Back to school is coming up, but this year is looking a lot different than ever before. While it’s up to each school district on how this year will look, we can assume that our kids will be at home more than normal, which means it’s not just the students struggling to adjust.
“I’ve definitely seen a lot more insomnia, anxiety, depression in some of my parents. Also if they were having a glass of wine before they go to bed, now they’re having an entire bottle,” said Dr. Daniel Bober, chief of psychiatry at Memorial Regional Healthcare System.
Working, parenting, and now teaching, it’s the parents who’ve been pulling these three duties that are struggling to find some balance.
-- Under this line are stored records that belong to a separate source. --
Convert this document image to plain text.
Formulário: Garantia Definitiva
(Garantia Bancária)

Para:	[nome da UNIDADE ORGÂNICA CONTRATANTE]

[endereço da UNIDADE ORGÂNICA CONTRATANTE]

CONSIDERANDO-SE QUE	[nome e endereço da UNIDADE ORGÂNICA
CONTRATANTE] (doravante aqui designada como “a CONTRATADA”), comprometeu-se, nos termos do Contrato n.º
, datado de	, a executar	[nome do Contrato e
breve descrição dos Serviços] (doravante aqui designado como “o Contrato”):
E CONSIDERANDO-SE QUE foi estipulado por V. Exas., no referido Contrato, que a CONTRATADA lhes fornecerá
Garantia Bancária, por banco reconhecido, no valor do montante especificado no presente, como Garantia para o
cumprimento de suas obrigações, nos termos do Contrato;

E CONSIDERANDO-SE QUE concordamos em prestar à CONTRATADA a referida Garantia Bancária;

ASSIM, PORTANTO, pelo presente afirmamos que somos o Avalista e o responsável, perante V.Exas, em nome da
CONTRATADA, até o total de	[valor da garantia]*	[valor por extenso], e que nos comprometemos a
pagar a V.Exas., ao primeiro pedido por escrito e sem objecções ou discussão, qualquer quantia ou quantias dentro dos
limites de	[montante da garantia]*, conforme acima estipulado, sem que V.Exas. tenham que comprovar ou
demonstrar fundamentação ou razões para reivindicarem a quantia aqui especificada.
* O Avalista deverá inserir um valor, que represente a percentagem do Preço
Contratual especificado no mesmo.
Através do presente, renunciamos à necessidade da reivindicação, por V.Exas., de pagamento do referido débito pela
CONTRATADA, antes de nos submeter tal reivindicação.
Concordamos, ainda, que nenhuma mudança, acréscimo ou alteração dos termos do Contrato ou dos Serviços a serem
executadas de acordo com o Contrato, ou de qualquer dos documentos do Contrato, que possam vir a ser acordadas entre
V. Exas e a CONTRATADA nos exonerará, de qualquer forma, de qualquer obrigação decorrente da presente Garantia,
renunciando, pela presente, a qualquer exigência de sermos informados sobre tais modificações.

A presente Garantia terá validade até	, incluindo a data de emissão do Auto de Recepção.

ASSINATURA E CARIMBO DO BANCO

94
Dr.Bober says parents should communicate with their children on what’s going on, layout a plan and then build a structure around that plan to make sure everyone is getting their work done and also making time for themselves.
“They have to allow time for them to learn and be independent. I think that is so key for students and it might be learning a new way of being independent. Where in the classroom they had their way of being independent, now they have to get that goal of independence at home,” said Pam Holifield, middle school teacher at American Heritage.
Middle school teacher at American Heritage, Pam Holifield, says there are three ways to help your kid build that independence.
First tip, make sure they’re set up in a quiet and clean space.
“Save your vacuuming for later. Get them in a space where they can hear their teacher, speak to the teacher or speak to their classmates,” said Pam.
Second tip - make sure your child is staying engaged.
“Make sure they’re asking their questions. Make sure that they’re reading the information, teachers spend a lot of time putting things together for students and parents,” added Pam.
Last tip - communication.
“Make sure they have somebody they can call in the same class with them. I think it’s really helpful for students at home to continue connecting with others in that class. Parents you too. Make sure you have parents to talk to in that class as well. Your first contact should be a teacher for help, but it’s really great to have a network where you guys can communicate and collaborate during these times,” said Pam.
For parents who may need that extra help, Dr. Bober says don’t be afraid to ask.
“Try the best you can. This is not something that’s going to work out perfectly, it’s an unprecedented time that we’re going through right now. Try to ask for help if you need it and don’t be ashamed to do that,” added Dr. Bober.
Dr. Bober also emphasized the importance of making time for yourself.